Seven prominent Catholic officials from around Australia have written an open letter endorsing Cardinal George Pell ahead of his next appearance at the royal commission into child sexual abuse.
Five archbishops and two bishops signed the statement which described the former archbishop of Sydney as a “man of integrity who is committed to helping others”.
“His style can be robust and direct; he does not wear his heart on his sleeve,” the statement said.
“But underneath he has a big heart for people.”
The statement also said Cardinal Pell had previously acknowledged his mistakes and apologised for the Catholic Church’s handling of sexual abuse cases.
“Cardinal Pell was one of the first bishops in the world to put in place a comprehensive church response to investigate allegations of sexual abuse by Catholic clergy and to provide survivors with redress and counselling,” the statement said.
“He has responded to criticisms that have been made of his handling of these matters over the years, acknowledged mistakes frankly, and apologised for them.
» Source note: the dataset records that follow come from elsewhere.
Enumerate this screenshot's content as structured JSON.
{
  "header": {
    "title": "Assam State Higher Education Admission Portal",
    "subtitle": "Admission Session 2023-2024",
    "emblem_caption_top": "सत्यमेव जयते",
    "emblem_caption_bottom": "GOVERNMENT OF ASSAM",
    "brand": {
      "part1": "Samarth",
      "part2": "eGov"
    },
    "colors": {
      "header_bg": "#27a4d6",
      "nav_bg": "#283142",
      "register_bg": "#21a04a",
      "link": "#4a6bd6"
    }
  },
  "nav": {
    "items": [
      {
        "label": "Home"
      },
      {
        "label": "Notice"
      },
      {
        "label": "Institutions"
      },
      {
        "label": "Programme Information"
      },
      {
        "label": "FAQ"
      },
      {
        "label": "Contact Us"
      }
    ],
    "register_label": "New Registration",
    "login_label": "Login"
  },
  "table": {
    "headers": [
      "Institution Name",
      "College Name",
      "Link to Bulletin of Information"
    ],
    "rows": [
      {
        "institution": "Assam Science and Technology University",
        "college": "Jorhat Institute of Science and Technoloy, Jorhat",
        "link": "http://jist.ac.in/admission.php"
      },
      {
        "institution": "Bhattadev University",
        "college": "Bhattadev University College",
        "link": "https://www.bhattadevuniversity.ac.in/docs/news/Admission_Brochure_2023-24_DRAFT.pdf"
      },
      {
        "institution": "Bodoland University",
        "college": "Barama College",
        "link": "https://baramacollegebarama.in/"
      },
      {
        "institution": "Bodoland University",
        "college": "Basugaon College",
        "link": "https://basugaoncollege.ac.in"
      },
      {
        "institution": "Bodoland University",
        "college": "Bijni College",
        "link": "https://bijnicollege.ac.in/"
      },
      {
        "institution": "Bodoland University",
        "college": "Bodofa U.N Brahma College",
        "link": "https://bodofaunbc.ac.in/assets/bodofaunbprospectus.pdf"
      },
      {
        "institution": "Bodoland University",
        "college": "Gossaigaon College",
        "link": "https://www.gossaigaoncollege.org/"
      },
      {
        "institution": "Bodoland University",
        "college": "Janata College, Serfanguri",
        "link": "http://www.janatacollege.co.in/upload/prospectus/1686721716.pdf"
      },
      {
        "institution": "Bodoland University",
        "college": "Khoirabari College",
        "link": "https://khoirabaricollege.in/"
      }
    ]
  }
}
“We appreciate the cardinal’s strong and unfailing support for the important work of the royal commission and his constant readiness to assist the royal commission whenever he is asked to do so.”
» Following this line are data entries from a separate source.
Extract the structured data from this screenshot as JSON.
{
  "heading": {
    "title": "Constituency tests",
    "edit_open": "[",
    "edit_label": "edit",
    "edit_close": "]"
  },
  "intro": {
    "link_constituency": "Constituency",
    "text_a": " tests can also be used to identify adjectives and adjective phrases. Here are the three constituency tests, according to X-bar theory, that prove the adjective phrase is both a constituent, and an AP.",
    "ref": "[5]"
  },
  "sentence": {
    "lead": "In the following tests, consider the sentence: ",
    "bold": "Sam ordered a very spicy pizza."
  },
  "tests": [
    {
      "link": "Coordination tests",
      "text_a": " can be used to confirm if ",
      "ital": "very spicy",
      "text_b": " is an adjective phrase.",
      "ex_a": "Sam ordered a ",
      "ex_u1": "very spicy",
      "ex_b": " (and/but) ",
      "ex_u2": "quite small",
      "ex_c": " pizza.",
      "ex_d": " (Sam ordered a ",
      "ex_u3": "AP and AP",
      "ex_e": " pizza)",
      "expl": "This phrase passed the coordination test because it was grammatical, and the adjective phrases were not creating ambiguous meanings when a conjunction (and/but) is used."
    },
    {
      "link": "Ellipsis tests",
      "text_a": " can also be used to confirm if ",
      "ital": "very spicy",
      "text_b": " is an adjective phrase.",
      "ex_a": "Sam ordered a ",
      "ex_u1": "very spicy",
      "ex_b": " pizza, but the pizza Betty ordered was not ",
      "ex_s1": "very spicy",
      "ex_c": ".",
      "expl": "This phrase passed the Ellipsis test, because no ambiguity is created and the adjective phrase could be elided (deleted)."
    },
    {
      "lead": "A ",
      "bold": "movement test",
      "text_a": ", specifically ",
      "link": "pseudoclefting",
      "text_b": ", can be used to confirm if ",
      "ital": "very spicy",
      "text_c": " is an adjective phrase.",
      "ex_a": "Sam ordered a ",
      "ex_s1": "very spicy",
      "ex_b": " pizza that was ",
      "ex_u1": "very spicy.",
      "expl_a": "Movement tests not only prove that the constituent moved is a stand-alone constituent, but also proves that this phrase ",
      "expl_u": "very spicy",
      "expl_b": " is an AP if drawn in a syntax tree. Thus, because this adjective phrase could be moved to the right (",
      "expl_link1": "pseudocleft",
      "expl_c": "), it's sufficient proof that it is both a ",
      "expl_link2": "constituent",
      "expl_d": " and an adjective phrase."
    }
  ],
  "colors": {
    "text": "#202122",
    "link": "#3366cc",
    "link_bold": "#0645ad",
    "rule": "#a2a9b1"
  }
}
The letter was signed by Archbishop of Brisbane Mark Coleridge, Archbishop of Perth Timothy Costelloe, Archbishop of Sydney Anthony Fisher, Archbishop of Hobart Julian Porteous, Archbishop of Canberra-Goulburn Christopher Prowse, Bishop of Broken Bay Peter Comensoli and Auxiliary Bishop of Sydney Terence Brady.
It said the bishops endorsed the support voiced by Melbourne’s archbishop earlier this week.
It was announced this week that Cardinal Pell would be called to the next hearing of the royal commission in Ballarat.
He had previously stated he would be willing to appear if called.
Peter Saunders, a survivor of abuse, appeared on Channel Nine on Sunday, calling Cardinal Pell’s handling of abuse victims “almost sociopathic” and urging Pope Francis to take the “strongest possible action” against him.
A spokesperson for Cardinal Pell called the statements “false and misleading” and said he was seeking legal advice.